Showing posts with label past. Show all posts
Showing posts with label past. Show all posts

Monday, November 8, 2010

Love Hate Relation With Drama

First off, drama people have bug egos. Actors have even bigger. Just got to put that out there.

So, Drama (AKA, Pride and Prejudice) has started for me again now. I love it when I'm there, but when I think about what I could be doing otherwise I hate it. For example, I was dreading going today. Not wanting to go at all, wishing I could just go home. But once I got there I enjoyed myself. And even now when I'm home and just finished and enjoyed myself I don't really want to go back. Don't want to go again this week. Last year it wasn't like this. But last year there were different people.

I wish there were still the seniors from last year though. I miss them. Maybe I just don't know many of them this year, but it seems like half of Drama's personality has left. I miss them. I miss them a lot. I miss the role models they gave me and the fun times. I miss the protection they gave me from the other scary upperclassmen (not that they were that scary, but it always felt good to have a senior on our side). I miss having someone else in charge. I miss.

"Even though we've changed and we're all finding our own place in the world, we all know that when the tears fall or the smile spreads across our face, we'll come to each other because no matter where this crazy world takes us, nothing will ever change so much to the point where we're not still friends."

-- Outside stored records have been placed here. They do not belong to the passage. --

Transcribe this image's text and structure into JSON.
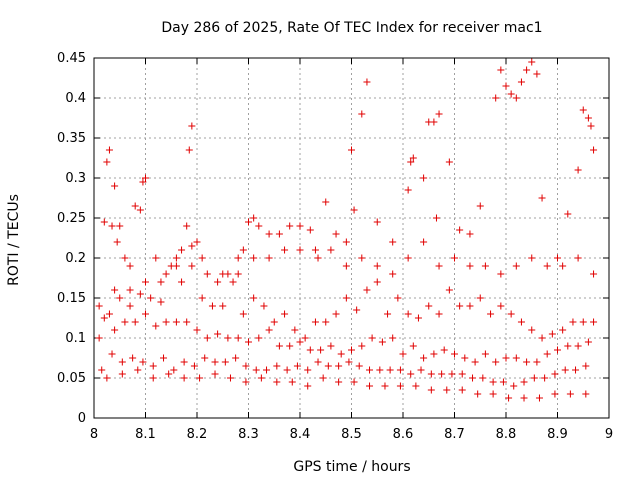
{
  "chart_data": {
    "type": "scatter",
    "title": "Day 286 of 2025, Rate Of TEC Index for receiver mac1",
    "xlabel": "GPS time / hours",
    "ylabel": "ROTI / TECUs",
    "xlim": [
      8,
      9
    ],
    "ylim": [
      0,
      0.45
    ],
    "xticks": [
      "8",
      "8.1",
      "8.2",
      "8.3",
      "8.4",
      "8.5",
      "8.6",
      "8.7",
      "8.8",
      "8.9",
      "9"
    ],
    "yticks": [
      "0",
      "0.05",
      "0.1",
      "0.15",
      "0.2",
      "0.25",
      "0.3",
      "0.35",
      "0.4",
      "0.45"
    ],
    "grid": true,
    "marker": "+",
    "color": "#e00000",
    "series": [
      {
        "name": "ROTI",
        "x": [
          8.02,
          8.025,
          8.03,
          8.035,
          8.04,
          8.045,
          8.05,
          8.06,
          8.07,
          8.08,
          8.09,
          8.095,
          8.1,
          8.12,
          8.14,
          8.16,
          8.17,
          8.18,
          8.185,
          8.19,
          8.2,
          8.21,
          8.24,
          8.26,
          8.28,
          8.29,
          8.3,
          8.31,
          8.32,
          8.34,
          8.36,
          8.38,
          8.4,
          8.42,
          8.435,
          8.45,
          8.47,
          8.49,
          8.5,
          8.505,
          8.52,
          8.53,
          8.55,
          8.58,
          8.61,
          8.615,
          8.62,
          8.64,
          8.65,
          8.66,
          8.665,
          8.67,
          8.69,
          8.71,
          8.73,
          8.75,
          8.78,
          8.79,
          8.8,
          8.81,
          8.82,
          8.83,
          8.84,
          8.85,
          8.86,
          8.87,
          8.9,
          8.92,
          8.94,
          8.95,
          8.96,
          8.965,
          8.97,
          8.01,
          8.03,
          8.05,
          8.07,
          8.09,
          8.11,
          8.13,
          8.15,
          8.17,
          8.19,
          8.21,
          8.23,
          8.25,
          8.27,
          8.29,
          8.31,
          8.33,
          8.35,
          8.37,
          8.39,
          8.41,
          8.43,
          8.45,
          8.47,
          8.49,
          8.51,
          8.53,
          8.55,
          8.57,
          8.59,
          8.61,
          8.63,
          8.65,
          8.67,
          8.69,
          8.71,
          8.73,
          8.75,
          8.77,
          8.79,
          8.81,
          8.83,
          8.85,
          8.87,
          8.89,
          8.91,
          8.93,
          8.95,
          8.97,
          8.02,
          8.04,
          8.06,
          8.08,
          8.1,
          8.12,
          8.14,
          8.16,
          8.18,
          8.2,
          8.22,
          8.24,
          8.26,
          8.28,
          8.3,
          8.32,
          8.34,
          8.36,
          8.38,
          8.4,
          8.42,
          8.44,
          8.46,
          8.48,
          8.5,
          8.52,
          8.54,
          8.56,
          8.58,
          8.6,
          8.62,
          8.64,
          8.66,
          8.68,
          8.7,
          8.72,
          8.74,
          8.76,
          8.78,
          8.8,
          8.82,
          8.84,
          8.86,
          8.88,
          8.9,
          8.92,
          8.94,
          8.96,
          8.015,
          8.035,
          8.055,
          8.075,
          8.095,
          8.115,
          8.135,
          8.155,
          8.175,
          8.195,
          8.215,
          8.235,
          8.255,
          8.275,
          8.295,
          8.315,
          8.335,
          8.355,
          8.375,
          8.395,
          8.415,
          8.435,
          8.455,
          8.475,
          8.495,
          8.515,
          8.535,
          8.555,
          8.575,
          8.595,
          8.615,
          8.635,
          8.655,
          8.675,
          8.695,
          8.715,
          8.735,
          8.755,
          8.775,
          8.795,
          8.815,
          8.835,
          8.855,
          8.875,
          8.895,
          8.915,
          8.935,
          8.955,
          8.01,
          8.04,
          8.07,
          8.1,
          8.13,
          8.16,
          8.19,
          8.22,
          8.25,
          8.28,
          8.31,
          8.34,
          8.37,
          8.4,
          8.43,
          8.46,
          8.49,
          8.52,
          8.55,
          8.58,
          8.61,
          8.64,
          8.67,
          8.7,
          8.73,
          8.76,
          8.79,
          8.82,
          8.85,
          8.88,
          8.91,
          8.94,
          8.97,
          8.025,
          8.055,
          8.085,
          8.115,
          8.145,
          8.175,
          8.205,
          8.235,
          8.265,
          8.295,
          8.325,
          8.355,
          8.385,
          8.415,
          8.445,
          8.475,
          8.505,
          8.535,
          8.565,
          8.595,
          8.625,
          8.655,
          8.685,
          8.715,
          8.745,
          8.775,
          8.805,
          8.835,
          8.865,
          8.895,
          8.925,
          8.955
        ],
        "y": [
          0.245,
          0.32,
          0.335,
          0.24,
          0.29,
          0.22,
          0.24,
          0.2,
          0.19,
          0.265,
          0.26,
          0.295,
          0.3,
          0.2,
          0.18,
          0.2,
          0.21,
          0.24,
          0.335,
          0.365,
          0.22,
          0.2,
          0.17,
          0.18,
          0.18,
          0.21,
          0.245,
          0.25,
          0.24,
          0.23,
          0.23,
          0.24,
          0.24,
          0.235,
          0.2,
          0.27,
          0.23,
          0.22,
          0.335,
          0.26,
          0.38,
          0.42,
          0.245,
          0.22,
          0.285,
          0.32,
          0.325,
          0.3,
          0.37,
          0.37,
          0.25,
          0.38,
          0.32,
          0.235,
          0.23,
          0.265,
          0.4,
          0.435,
          0.415,
          0.405,
          0.4,
          0.42,
          0.435,
          0.445,
          0.43,
          0.275,
          0.2,
          0.255,
          0.31,
          0.385,
          0.375,
          0.365,
          0.335,
          0.1,
          0.13,
          0.15,
          0.14,
          0.155,
          0.15,
          0.145,
          0.19,
          0.17,
          0.215,
          0.15,
          0.14,
          0.14,
          0.17,
          0.13,
          0.15,
          0.14,
          0.12,
          0.13,
          0.11,
          0.1,
          0.12,
          0.12,
          0.13,
          0.15,
          0.135,
          0.16,
          0.17,
          0.13,
          0.15,
          0.13,
          0.125,
          0.14,
          0.13,
          0.16,
          0.14,
          0.14,
          0.15,
          0.13,
          0.14,
          0.13,
          0.12,
          0.11,
          0.1,
          0.105,
          0.11,
          0.12,
          0.12,
          0.12,
          0.125,
          0.11,
          0.12,
          0.12,
          0.13,
          0.115,
          0.12,
          0.12,
          0.12,
          0.11,
          0.1,
          0.105,
          0.1,
          0.1,
          0.095,
          0.1,
          0.11,
          0.09,
          0.09,
          0.095,
          0.085,
          0.085,
          0.09,
          0.08,
          0.085,
          0.09,
          0.1,
          0.095,
          0.1,
          0.08,
          0.09,
          0.075,
          0.08,
          0.085,
          0.08,
          0.075,
          0.07,
          0.08,
          0.07,
          0.075,
          0.075,
          0.07,
          0.07,
          0.08,
          0.085,
          0.09,
          0.09,
          0.095,
          0.06,
          0.08,
          0.07,
          0.075,
          0.07,
          0.065,
          0.075,
          0.06,
          0.07,
          0.065,
          0.075,
          0.07,
          0.07,
          0.075,
          0.065,
          0.06,
          0.06,
          0.065,
          0.06,
          0.065,
          0.06,
          0.07,
          0.065,
          0.065,
          0.07,
          0.065,
          0.06,
          0.06,
          0.06,
          0.06,
          0.055,
          0.06,
          0.055,
          0.055,
          0.055,
          0.055,
          0.05,
          0.05,
          0.045,
          0.045,
          0.04,
          0.045,
          0.05,
          0.05,
          0.055,
          0.06,
          0.06,
          0.065,
          0.14,
          0.16,
          0.16,
          0.17,
          0.17,
          0.19,
          0.19,
          0.18,
          0.18,
          0.2,
          0.2,
          0.2,
          0.21,
          0.21,
          0.21,
          0.21,
          0.19,
          0.2,
          0.19,
          0.18,
          0.2,
          0.22,
          0.19,
          0.2,
          0.19,
          0.19,
          0.18,
          0.19,
          0.2,
          0.19,
          0.19,
          0.2,
          0.18,
          0.05,
          0.055,
          0.06,
          0.05,
          0.055,
          0.05,
          0.05,
          0.055,
          0.05,
          0.045,
          0.05,
          0.045,
          0.045,
          0.04,
          0.05,
          0.045,
          0.045,
          0.04,
          0.04,
          0.04,
          0.04,
          0.035,
          0.035,
          0.035,
          0.03,
          0.03,
          0.025,
          0.025,
          0.025,
          0.03,
          0.03,
          0.03
        ]
      }
    ]
  }
}
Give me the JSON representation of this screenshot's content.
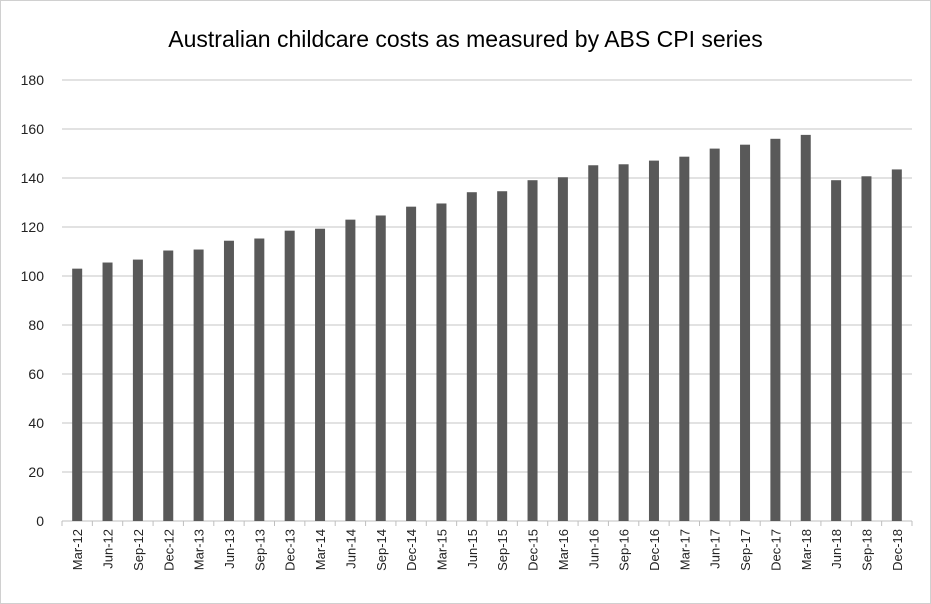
{
  "chart_data": {
    "type": "bar",
    "title": "Australian childcare costs as measured by ABS CPI series",
    "xlabel": "",
    "ylabel": "",
    "ylim": [
      0,
      180
    ],
    "yticks": [
      0,
      20,
      40,
      60,
      80,
      100,
      120,
      140,
      160,
      180
    ],
    "grid": true,
    "bar_color": "#595959",
    "categories": [
      "Mar-12",
      "Jun-12",
      "Sep-12",
      "Dec-12",
      "Mar-13",
      "Jun-13",
      "Sep-13",
      "Dec-13",
      "Mar-14",
      "Jun-14",
      "Sep-14",
      "Dec-14",
      "Mar-15",
      "Jun-15",
      "Sep-15",
      "Dec-15",
      "Mar-16",
      "Jun-16",
      "Sep-16",
      "Dec-16",
      "Mar-17",
      "Jun-17",
      "Sep-17",
      "Dec-17",
      "Mar-18",
      "Jun-18",
      "Sep-18",
      "Dec-18"
    ],
    "values": [
      103.0,
      105.5,
      106.7,
      110.4,
      110.8,
      114.4,
      115.3,
      118.5,
      119.3,
      123.0,
      124.7,
      128.3,
      129.6,
      134.2,
      134.6,
      139.1,
      140.3,
      145.2,
      145.6,
      147.1,
      148.7,
      152.0,
      153.6,
      156.0,
      157.6,
      139.1,
      140.7,
      143.5
    ]
  }
}
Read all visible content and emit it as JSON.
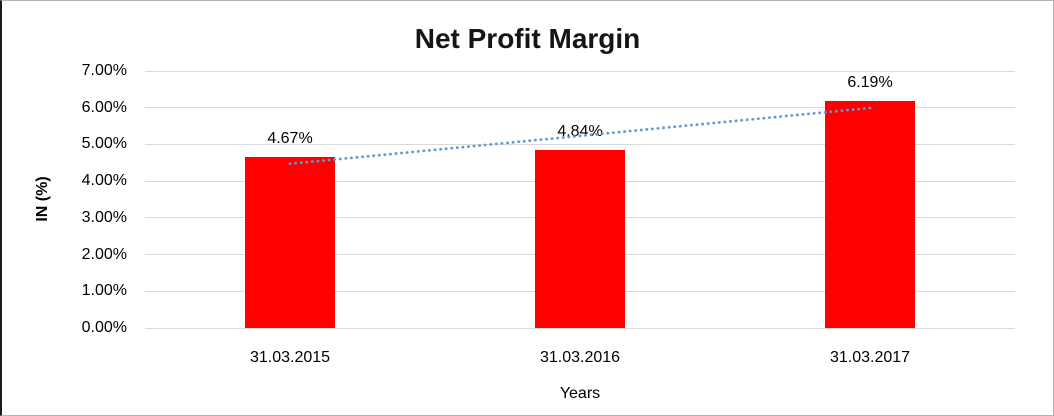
{
  "chart": {
    "background": "#FFFFFF",
    "frame_color": "#B3B3B3"
  },
  "chart_data": {
    "type": "bar",
    "title": "Net Profit Margin",
    "categories": [
      "31.03.2015",
      "31.03.2016",
      "31.03.2017"
    ],
    "values": [
      4.67,
      4.84,
      6.19
    ],
    "data_labels": [
      "4.67%",
      "4.84%",
      "6.19%"
    ],
    "xlabel": "Years",
    "ylabel": "IN (%)",
    "ylim": [
      0,
      7
    ],
    "ytick_step": 1,
    "ytick_labels": [
      "0.00%",
      "1.00%",
      "2.00%",
      "3.00%",
      "4.00%",
      "5.00%",
      "6.00%",
      "7.00%"
    ],
    "grid": true,
    "legend": "none",
    "bar_color": "#FF0000",
    "gridline_color": "#D9D9D9",
    "text_color": "#000000",
    "trendline": {
      "type": "linear",
      "style": "dotted",
      "color": "#5B9BD5"
    }
  }
}
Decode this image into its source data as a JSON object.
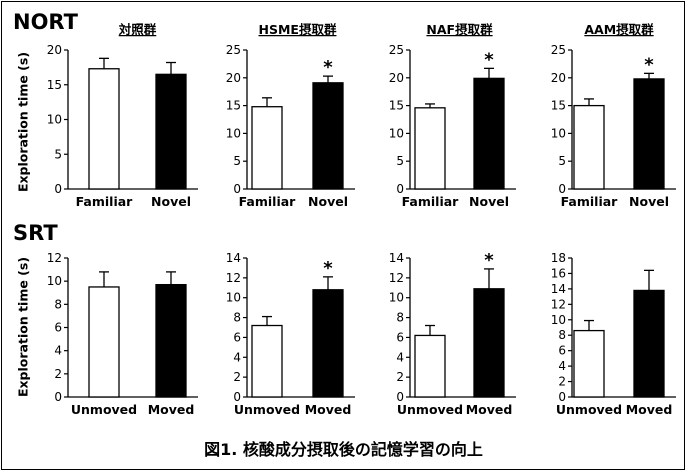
{
  "sections": {
    "nort": "NORT",
    "srt": "SRT"
  },
  "ylabel": "Exploration time (s)",
  "caption": "図1. 核酸成分摂取後の記憶学習の向上",
  "colors": {
    "control_bar": "#ffffff",
    "treated_bar": "#000000",
    "axis": "#000000"
  },
  "chart_data": [
    {
      "type": "bar",
      "title": "対照群",
      "categories": [
        "Familiar",
        "Novel"
      ],
      "values": [
        17.3,
        16.5
      ],
      "errors": [
        1.5,
        1.7
      ],
      "significance": [
        "",
        ""
      ],
      "ylim": [
        0,
        20
      ],
      "yticks": [
        0,
        5,
        10,
        15,
        20
      ],
      "ylabel": "Exploration time (s)"
    },
    {
      "type": "bar",
      "title": "HSME摂取群",
      "categories": [
        "Familiar",
        "Novel"
      ],
      "values": [
        14.8,
        19.1
      ],
      "errors": [
        1.6,
        1.2
      ],
      "significance": [
        "",
        "*"
      ],
      "ylim": [
        0,
        25
      ],
      "yticks": [
        0,
        5,
        10,
        15,
        20,
        25
      ],
      "ylabel": ""
    },
    {
      "type": "bar",
      "title": "NAF摂取群",
      "categories": [
        "Familiar",
        "Novel"
      ],
      "values": [
        14.6,
        19.9
      ],
      "errors": [
        0.7,
        1.8
      ],
      "significance": [
        "",
        "*"
      ],
      "ylim": [
        0,
        25
      ],
      "yticks": [
        0,
        5,
        10,
        15,
        20,
        25
      ],
      "ylabel": ""
    },
    {
      "type": "bar",
      "title": "AAM摂取群",
      "categories": [
        "Familiar",
        "Novel"
      ],
      "values": [
        15.0,
        19.8
      ],
      "errors": [
        1.2,
        1.0
      ],
      "significance": [
        "",
        "*"
      ],
      "ylim": [
        0,
        25
      ],
      "yticks": [
        0,
        5,
        10,
        15,
        20,
        25
      ],
      "ylabel": ""
    },
    {
      "type": "bar",
      "title": "",
      "categories": [
        "Unmoved",
        "Moved"
      ],
      "values": [
        9.5,
        9.7
      ],
      "errors": [
        1.3,
        1.1
      ],
      "significance": [
        "",
        ""
      ],
      "ylim": [
        0,
        12
      ],
      "yticks": [
        0,
        2,
        4,
        6,
        8,
        10,
        12
      ],
      "ylabel": "Exploration time (s)"
    },
    {
      "type": "bar",
      "title": "",
      "categories": [
        "Unmoved",
        "Moved"
      ],
      "values": [
        7.2,
        10.8
      ],
      "errors": [
        0.9,
        1.3
      ],
      "significance": [
        "",
        "*"
      ],
      "ylim": [
        0,
        14
      ],
      "yticks": [
        0,
        2,
        4,
        6,
        8,
        10,
        12,
        14
      ],
      "ylabel": ""
    },
    {
      "type": "bar",
      "title": "",
      "categories": [
        "Unmoved",
        "Moved"
      ],
      "values": [
        6.2,
        10.9
      ],
      "errors": [
        1.0,
        2.0
      ],
      "significance": [
        "",
        "*"
      ],
      "ylim": [
        0,
        14
      ],
      "yticks": [
        0,
        2,
        4,
        6,
        8,
        10,
        12,
        14
      ],
      "ylabel": ""
    },
    {
      "type": "bar",
      "title": "",
      "categories": [
        "Unmoved",
        "Moved"
      ],
      "values": [
        8.6,
        13.8
      ],
      "errors": [
        1.3,
        2.6
      ],
      "significance": [
        "",
        ""
      ],
      "ylim": [
        0,
        18
      ],
      "yticks": [
        0,
        2,
        4,
        6,
        8,
        10,
        12,
        14,
        16,
        18
      ],
      "ylabel": ""
    }
  ]
}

I guess thats the way you have to think about it. You move on, and change, but in the end are friends will always be are friends, no matter how much you see them. A friend you can always call up whether it be a good or bad day and they can make it even better. You can miss them, but you will see them again someday.

Monday, August 30, 2010

I wrote this at the end of school (spring chorus show, oh my) , so it's a couple months old, and really rough right now. Linebreaks need a lot of work, but the poem overall means a lot to me. But there are several lines that I can't seem to get right no matter what, but also a couple I absolutely love.

The breeze drifts
in the early summer air.
Stars poke out
as the clouds move in.
I lean back on the bench
and across the street
the lightning bugs dance
their first dance of summer.
I watch,
wishing I could join in.
I let a tear fall.
I am the last one
left at school.
But then,
suddenly,
I am laughing too,
laughing at myself,
the world,
and out of pure exhaustion.
I pause,
and feel the first raindrop.
And then I am up.
Running across the grass.
Singing, laughing, crying,
but all at once.
No one is around to hear
except for the night air.
And for once, I am glad.
I am free.

The grass tickles my feet,
but it only causes me
to jump higher.
I stop thinking
for a minute,
lost in myself.
I collapse in the grass.
Laughing and crying,
again.
Tears race down my face.
Not tears of happiness,
yet I still laugh.
I stare at the clouds
and the raindrops
mix with my tears.

Wednesday, May 5, 2010

Death day

School was....UGH!! Math test, which I might have done okay on, but I always think I do well, and then don't. I promise, i may look like I'm bad at math by my grade, but I really like it. THen bio quarter exam. Ew. Ew. Ew. I probably only knew 10/100 question for sure. But thats the same with everyone. It also ends up being who is good at guessing that gets the best grade. The sad thing is I love bio too, but I also need a good teacher...Humpf. Good teachers. I miss my old teachers. Mrs. Porterfield and Ms. Lambert to name a few. Such amazing times with my mind reading. Some how I also felt safe there. More free. More likely to let my guard down. Now, well, there are some people I can let my guard down around, but until you see me outside of school you probably don't really know me. I need people to know me too. Need people to come up to me and ask me if I'm okay and know that when I say "I guess I'm okay" it really means. "Ask me again. I want to tell you, but I'm scared". There used to be many people who understood me enough to do that. Now though I feel like there are only a few, and often those few are too busy to stop and notice. That bugs me. And then puts me in a worse mood. The thing is I also need this more then ever right now. Now when I often feel confused, lost, uncertain. But I realize they have there own stuff they need to do.